Flickr Creative Commons // Paul Lowry
On March 7th, The Village Voice ran a story entitled “Will the FDNY Remain Over 90 Percent White?” – a shocking title for many reasons. First, the pure statistic that nine out of 10 New York firefighters are white. Second, that something may actually be done about it.
According the the 2010 U.S. Census, approximately 34 percent of the New York City population is African American or Hispanic — an estimate, at best. So if one tenth of firefighters are from these two “minority” groups, it leads us to one overarching question — if the brave men and women fighting city fires aren’t as diverse as the population, what does it say about the selection process?

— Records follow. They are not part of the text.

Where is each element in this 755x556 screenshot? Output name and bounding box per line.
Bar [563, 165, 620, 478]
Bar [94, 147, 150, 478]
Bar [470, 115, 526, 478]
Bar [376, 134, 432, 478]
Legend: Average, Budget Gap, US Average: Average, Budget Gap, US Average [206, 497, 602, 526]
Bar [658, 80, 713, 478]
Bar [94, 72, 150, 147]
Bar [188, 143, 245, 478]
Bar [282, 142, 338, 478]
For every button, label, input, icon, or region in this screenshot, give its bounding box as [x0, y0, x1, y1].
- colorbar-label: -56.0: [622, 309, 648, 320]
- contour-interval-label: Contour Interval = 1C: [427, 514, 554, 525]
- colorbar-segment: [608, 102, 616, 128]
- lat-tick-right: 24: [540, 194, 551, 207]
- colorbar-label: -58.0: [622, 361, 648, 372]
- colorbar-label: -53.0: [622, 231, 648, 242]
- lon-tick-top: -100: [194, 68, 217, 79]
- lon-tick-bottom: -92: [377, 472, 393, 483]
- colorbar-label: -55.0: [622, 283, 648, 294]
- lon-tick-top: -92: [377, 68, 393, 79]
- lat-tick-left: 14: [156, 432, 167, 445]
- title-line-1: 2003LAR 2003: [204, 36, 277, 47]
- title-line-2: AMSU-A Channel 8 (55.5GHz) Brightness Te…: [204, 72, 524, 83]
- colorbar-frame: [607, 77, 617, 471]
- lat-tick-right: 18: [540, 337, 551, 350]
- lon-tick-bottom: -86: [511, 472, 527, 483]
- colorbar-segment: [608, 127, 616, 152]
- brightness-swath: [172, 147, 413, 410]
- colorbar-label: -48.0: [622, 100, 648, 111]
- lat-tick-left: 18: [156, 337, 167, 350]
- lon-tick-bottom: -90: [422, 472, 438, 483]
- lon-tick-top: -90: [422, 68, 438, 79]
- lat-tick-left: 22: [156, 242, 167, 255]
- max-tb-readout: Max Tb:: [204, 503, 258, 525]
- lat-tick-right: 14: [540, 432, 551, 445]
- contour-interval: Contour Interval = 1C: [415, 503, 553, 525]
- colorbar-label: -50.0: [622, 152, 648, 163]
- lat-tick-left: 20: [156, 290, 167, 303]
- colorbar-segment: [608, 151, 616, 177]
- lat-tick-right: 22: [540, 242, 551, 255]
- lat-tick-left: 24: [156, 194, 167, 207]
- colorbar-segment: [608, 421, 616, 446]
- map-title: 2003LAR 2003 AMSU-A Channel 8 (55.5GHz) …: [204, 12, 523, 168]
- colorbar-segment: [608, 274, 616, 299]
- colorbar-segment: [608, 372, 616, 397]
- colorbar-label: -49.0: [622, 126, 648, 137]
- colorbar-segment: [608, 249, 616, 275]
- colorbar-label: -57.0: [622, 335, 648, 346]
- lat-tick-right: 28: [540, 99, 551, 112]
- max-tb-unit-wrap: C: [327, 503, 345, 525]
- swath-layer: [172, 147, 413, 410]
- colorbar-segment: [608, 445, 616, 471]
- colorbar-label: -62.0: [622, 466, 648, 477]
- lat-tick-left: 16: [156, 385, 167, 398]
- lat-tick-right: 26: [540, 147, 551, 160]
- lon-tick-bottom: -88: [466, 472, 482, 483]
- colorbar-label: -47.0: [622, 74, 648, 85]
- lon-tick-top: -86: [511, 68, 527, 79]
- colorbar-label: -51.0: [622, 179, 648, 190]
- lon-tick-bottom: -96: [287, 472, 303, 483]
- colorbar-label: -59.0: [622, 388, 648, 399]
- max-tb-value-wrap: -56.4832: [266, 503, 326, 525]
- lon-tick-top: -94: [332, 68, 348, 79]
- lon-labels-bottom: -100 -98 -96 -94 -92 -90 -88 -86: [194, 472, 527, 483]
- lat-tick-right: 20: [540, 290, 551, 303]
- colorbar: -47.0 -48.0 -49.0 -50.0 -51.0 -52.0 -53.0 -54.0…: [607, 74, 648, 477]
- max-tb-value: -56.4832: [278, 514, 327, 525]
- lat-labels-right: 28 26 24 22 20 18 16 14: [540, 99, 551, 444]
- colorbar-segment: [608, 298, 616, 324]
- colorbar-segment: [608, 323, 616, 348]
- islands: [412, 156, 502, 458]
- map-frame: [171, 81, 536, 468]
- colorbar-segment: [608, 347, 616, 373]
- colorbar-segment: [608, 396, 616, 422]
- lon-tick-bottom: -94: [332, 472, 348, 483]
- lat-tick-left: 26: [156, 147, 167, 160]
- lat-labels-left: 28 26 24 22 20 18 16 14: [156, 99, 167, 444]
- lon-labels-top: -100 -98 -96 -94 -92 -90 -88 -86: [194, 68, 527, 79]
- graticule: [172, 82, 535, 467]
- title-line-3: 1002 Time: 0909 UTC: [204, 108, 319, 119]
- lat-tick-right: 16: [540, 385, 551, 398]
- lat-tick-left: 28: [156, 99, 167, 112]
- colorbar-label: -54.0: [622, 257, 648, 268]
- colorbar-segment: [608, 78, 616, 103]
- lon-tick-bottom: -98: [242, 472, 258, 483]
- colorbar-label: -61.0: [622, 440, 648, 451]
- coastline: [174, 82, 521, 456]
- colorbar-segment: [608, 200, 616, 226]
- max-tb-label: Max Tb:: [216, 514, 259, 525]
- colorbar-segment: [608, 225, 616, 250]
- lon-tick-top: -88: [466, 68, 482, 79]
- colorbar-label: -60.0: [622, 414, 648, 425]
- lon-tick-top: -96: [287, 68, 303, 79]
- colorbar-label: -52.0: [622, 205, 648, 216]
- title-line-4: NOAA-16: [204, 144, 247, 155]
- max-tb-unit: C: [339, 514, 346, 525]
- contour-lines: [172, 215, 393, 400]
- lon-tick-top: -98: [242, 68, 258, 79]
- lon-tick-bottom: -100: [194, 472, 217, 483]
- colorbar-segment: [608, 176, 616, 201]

FDNY exams from 1999-2007 were brought to federal court under questions of discrimination after the last one was given five years ago. In 2009, U.S. District Judge Nicholas Garaufis found that the “examinations unfairly excluded hundreds of qualified people of color from the opportunity to serve as New York City firefighters.” The new test (to be taken via computer for the first time this month) was developed by an independent test maker in consultation with the City of New York, unlike the previous discriminatory one made by the Department of Citywide Administrative Services. Finally, a step towards equality in the FDNY.
One of the plaintiffs in the lawsuit? The Vulcan Society, an organization of African-American firefighters that has been working to increase black representation and equality in the FDNY since 1940. Three years ago, the Vulcans had a small victory with this federal case. Three weeks ago, the Vulcans proved once again why their message is important.
The Voice article details the events of one early March evening where hundreds of determined hopefuls gathered in Harlem for a Vulcan-run review session of the new FDNY exam. Most of the attendees were black. According to the story, “The odds of getting hired from this test are less than one in a hundred, even for the most dedicated candidate,” a fact that will hopefully not discourage black (and Hispanic) hopefuls.
Currently, 300 of 9,000 NYC firefighters are African-American. Out of those 300, only six hold the rank of captain. Six? Six. NYC residents might like to see more of our neighbors among the ranks of “New York’s Bravest.” This is 2012. It’s about time.